Belleville, im Nordosten von Paris, unweit vom Friedhof Père Lachaise. Das Viertel der Curry-Düfte und der alten Herren in ihren weiten Dschellabas. Hier sind Daniel Pennac und der Orient zu Hause. Nach Belleville kamen die ersten Einwanderer schon 1915. Zuerst die Armenier, die den Massakern durch die türkische Armee entflohen waren. Dann kamen die Juden aus Deutschland und Osteuropa. Dann die Araber aus dem Maghreb, wegen des Algerienkrieges, und Afrikaner aus der Sahel-Zone. Die letzten Immigranten waren Chinesen ab 1975, nachdem die Amerikaner Vietnam verlassen hatten.

Carine Brabandère |
    Alle Romane von Daniel Pennac spielen in diesem buntgemischten, friedlichen Nebeneinander. Für den Krimiautor eine Art Lebensutopie, leider bedroht von staatlichen Sanierungsprogrammen.

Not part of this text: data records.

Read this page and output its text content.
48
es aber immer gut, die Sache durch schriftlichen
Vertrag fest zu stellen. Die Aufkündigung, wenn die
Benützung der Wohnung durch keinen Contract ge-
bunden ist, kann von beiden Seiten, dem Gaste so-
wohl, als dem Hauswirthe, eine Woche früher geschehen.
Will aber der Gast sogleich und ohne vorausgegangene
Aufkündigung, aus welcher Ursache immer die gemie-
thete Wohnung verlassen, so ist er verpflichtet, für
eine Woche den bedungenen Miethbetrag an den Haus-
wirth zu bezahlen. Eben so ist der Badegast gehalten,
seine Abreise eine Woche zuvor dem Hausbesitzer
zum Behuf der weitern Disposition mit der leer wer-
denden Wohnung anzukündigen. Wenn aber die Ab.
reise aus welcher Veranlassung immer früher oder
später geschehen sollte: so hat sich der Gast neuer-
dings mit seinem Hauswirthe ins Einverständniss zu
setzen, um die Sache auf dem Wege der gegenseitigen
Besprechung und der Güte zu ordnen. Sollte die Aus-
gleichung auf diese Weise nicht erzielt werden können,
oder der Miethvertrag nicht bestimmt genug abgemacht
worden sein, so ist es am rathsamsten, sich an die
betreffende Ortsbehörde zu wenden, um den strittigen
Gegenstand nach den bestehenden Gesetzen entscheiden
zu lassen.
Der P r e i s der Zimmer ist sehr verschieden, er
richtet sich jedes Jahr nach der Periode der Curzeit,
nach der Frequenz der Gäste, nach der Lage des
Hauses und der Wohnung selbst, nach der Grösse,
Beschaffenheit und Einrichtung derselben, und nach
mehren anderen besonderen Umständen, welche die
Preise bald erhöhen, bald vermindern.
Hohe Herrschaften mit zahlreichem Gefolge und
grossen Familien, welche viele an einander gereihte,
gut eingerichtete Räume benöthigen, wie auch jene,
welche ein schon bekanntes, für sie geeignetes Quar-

    Es hat nichts damit zu tun, dass die Leute hier besser sind als andere. Auch in Belleville gibt es Aggressionen, kleine Straftaten, vielleicht ein kleines bisschen weniger als wo anders. Aber hierher sind Menschen gekommen, die etwas Wesentliches verloren haben: ihre Heimat, ihre Familie. Wegen Krieg, Armut, Naturkatastrophen oder was auch immer. Hier wollen sie nichts Anderes, als das alles wiederaufzubauen. Deswegen passen sie auch zusammen und leben friedlich miteinander. Außerdem ist es ein altes Viertel mit Arbeiterwohnungen aus dem 19.Jahrhundert. Die Häuser haben jeweils etwa 10 Wohnungen und kleinere Geschäfte im Erdgeschoss. Da treffen sich die unterschiedlichsten Leute. Wenn das Wetter gut ist, kommen auch die jüdischen und arabischen Mamas, bringen ihre Stühle mit und plaudern. Währenddessen spielen die Kinder auf der Straße. Aber da die Omas da sind, passen die Kids auf, dass sie nicht zuviel Unsinn machen. Weil die Oma sonst schimpft. Und auch, weil sie Respekt haben. Es ist wie in einem kleinen Dorf.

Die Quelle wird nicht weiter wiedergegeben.